DavideD commented 1 year ago

What's the difference between asReturnType() and project()?

loicmathieu commented 1 year ago

What's the difference between asReturnType() and project()?

List<String> names = Person.find("select name from Person").asReturnType(String.class).list();

asReturnType() changes the parameterized type of the PanacheQuery but not the query itself (where project chage the query to DTO projection query).

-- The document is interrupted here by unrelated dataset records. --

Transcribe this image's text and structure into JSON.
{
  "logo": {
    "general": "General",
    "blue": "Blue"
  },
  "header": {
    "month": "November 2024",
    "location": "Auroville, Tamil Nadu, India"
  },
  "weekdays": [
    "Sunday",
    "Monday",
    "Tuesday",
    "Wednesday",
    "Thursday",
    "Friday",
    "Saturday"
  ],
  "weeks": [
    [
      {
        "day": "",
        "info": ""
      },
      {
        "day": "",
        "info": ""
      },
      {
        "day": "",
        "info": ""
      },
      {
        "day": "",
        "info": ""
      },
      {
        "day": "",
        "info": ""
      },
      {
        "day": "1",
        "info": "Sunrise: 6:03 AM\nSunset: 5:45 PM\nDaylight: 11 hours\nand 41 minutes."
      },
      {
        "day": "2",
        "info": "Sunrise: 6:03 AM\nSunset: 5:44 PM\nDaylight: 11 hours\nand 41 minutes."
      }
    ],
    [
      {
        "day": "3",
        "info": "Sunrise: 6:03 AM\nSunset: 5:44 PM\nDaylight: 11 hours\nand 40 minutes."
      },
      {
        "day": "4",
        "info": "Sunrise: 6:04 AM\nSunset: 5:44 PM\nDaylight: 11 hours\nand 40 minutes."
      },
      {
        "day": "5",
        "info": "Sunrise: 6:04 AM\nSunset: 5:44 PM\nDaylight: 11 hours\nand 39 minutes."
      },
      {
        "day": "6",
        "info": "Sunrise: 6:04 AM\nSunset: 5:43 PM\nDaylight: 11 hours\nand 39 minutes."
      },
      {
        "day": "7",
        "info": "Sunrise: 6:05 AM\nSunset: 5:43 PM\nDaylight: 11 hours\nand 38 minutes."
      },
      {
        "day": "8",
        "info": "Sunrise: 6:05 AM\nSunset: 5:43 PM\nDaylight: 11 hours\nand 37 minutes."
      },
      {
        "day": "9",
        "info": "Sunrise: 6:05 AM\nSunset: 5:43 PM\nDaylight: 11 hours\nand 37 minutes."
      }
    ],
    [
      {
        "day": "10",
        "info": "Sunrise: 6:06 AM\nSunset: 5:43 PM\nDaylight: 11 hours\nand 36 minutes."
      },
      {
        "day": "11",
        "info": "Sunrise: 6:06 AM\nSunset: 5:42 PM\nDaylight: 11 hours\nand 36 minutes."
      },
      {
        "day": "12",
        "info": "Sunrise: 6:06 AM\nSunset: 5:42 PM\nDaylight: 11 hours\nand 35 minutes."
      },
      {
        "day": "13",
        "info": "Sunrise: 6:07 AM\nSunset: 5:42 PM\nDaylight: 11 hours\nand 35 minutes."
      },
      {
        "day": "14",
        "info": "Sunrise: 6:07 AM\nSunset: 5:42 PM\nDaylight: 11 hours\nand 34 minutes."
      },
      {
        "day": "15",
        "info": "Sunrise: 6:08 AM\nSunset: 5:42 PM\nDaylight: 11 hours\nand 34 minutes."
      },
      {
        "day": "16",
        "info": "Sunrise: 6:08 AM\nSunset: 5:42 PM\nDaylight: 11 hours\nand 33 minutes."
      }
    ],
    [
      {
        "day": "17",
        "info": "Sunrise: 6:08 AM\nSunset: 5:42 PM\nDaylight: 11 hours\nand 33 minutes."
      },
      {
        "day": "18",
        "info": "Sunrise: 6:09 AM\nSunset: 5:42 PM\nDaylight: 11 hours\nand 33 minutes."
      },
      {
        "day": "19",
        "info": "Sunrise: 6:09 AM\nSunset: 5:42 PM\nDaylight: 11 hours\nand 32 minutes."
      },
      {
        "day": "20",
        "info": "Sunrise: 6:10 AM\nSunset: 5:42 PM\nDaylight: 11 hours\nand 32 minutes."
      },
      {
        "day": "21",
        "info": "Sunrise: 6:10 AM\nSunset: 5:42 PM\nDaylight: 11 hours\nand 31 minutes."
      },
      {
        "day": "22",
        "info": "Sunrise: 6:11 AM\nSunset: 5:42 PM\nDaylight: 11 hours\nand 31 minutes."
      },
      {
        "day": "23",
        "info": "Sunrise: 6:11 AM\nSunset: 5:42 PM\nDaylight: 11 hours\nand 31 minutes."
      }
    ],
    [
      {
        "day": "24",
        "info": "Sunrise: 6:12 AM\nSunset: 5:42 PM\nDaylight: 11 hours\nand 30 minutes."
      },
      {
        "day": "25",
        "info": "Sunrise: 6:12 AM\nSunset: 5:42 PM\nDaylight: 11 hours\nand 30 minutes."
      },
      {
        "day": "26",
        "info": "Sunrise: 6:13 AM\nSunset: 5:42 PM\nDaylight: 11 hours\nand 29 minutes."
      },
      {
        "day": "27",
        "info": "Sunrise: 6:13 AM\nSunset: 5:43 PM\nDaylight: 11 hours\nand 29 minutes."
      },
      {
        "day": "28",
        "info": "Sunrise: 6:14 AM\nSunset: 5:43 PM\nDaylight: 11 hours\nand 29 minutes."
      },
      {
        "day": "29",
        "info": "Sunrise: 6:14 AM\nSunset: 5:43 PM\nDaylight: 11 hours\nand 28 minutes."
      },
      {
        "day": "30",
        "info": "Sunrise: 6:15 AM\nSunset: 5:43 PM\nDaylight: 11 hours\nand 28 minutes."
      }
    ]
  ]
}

FroMage commented 1 year ago

That's OK for PanacheQuery I guess, if a bit too verbose, but in this case we could achieve the same with:

List<String> names = Person.list("select name from Person");
// now I'm even tempted to make the `from Person` part optional ;)
List<String> names = Person.list("select name");

I've never had the time to test this, but I really wonder what it would cause to drop the constraint.

DavideD commented 1 year ago

List names = Person.list("select name from Person");

I like this approach, but having both .list and .find seems unnecessary. At first glance, it seems that changing the signature will give us the flexibility we need to implement this and I don't see any benefit in having <T extends PanacheEntityBase> PanacheQuery<T> find(String) over this <T> PanacheQuery find(String):

  1. If no return type and no select is specified, we can assume it's going to be Person
  2. If projection is needed, one can use .project
  3. If there is a select clause and no project, we could return what hibernate returns (I think it will work in most cases)

Maybe there is a use case I haven't considered?

// now I'm even tempted to make the from Person part optional ;) List names = Person.list("select name");

I guess? In this situation I would prefer to have something like this:

List<String> names = Person.select("name");

Or, if quarkus generates the JPA Static model automatically:

List<String> names = Person.select(Person_.name);
loicmathieu commented 1 year ago

If we remove the type parameter, people will need to make cast or use method type hints. This will not be a good idea (there is already places where type inference didn't work well and it already feels akward).

@DavideD

I like this approach, but having both .list and .find seems unnecessary.

list() is a shorthand for .find().list().

PanacheQuery find(String)

Here you just declare a parameter type without using it. People will get a raw PanacheQuery wich, in most cases, they will cast to PanacheQuery<Entity>. So you will degrade the 80% experience for a niche 20% use case (or less).

Again, I think the best is to allow to change the type parameter and honor the select clause if any. We can also special case the project method for integral wrappers, string and object[].

DavideD commented 1 year ago

If we remove the type parameter,

It's not about removing it, but there's no benefit in extending PanacheEntityBase (I think). Usually, people wants the entity type or something that maps the select clause. Object can also work if for, whatever reason, there's not an appropriate type to map the return value.

Anyway, I'm not particularly interested to this, it's fine by me to call an extra method if it makes me return the type I expect/need.